In MySQL you can insert multiple records with a single insert statement. It looks like this:
INSERT INTO table_name (column_one, column_two, column_three, column_four)
VALUES
('a', 'one', 'alpha', 'uno'), // Row 1
('b', 'two', 'beta', 'dos'), // Row 2
('c', 'three', 'gamma', 'tres'), // etc.
....
('z', 'twenty-six', 'omega', 'veintiséis');
Now obviously you can only insert into one table at once, and you wouldn't want to do 2 million records, but you could easily do 10 or 20 or 100 at a time (if you are allowed packets that big). You may have to generate this by hand, I don't know if they frameworks you are using (or any, for that matter) support making this kind of code for you.
In the MySQL world this DRAMATICALLY speeds up inserts. I assume it does all the index updates and such at the same time, but it also prevents it from having to re-parse the SQL on each insert.

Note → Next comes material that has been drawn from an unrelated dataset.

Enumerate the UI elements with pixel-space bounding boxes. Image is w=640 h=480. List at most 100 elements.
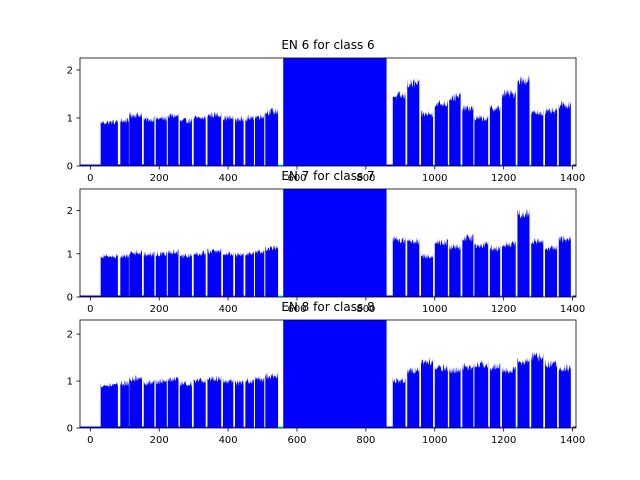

If you combine this with prepared statements (so the SQL is cached and it doesn't have to be parsed out each time) and transactions (to make sure things are always in a sane state when you have to do inserts across multiple tables... I think you will be doing pretty good.
NunoG is right that you can load the CSVs directly into Oracle. You may be best off reading in the input file, generating a normalized set of CSV files (one for each table), and then loading in each of those one at a time.
Instead of executing the SQL over the network you could write the Inserts to a text file, move it over the network and run it locally there.
SQL*Loader is an Oracle-supplied utility that allows you to load data from a flat file into one or more database tables. This will be 10-100 times faster than inserts using queries.
http://www.orafaq.com/wiki/SQL*Loader_FAQ
If SQL*Loader doesn't cut it, try a small preprocessor program that formats the file in SQL*Loader readable format.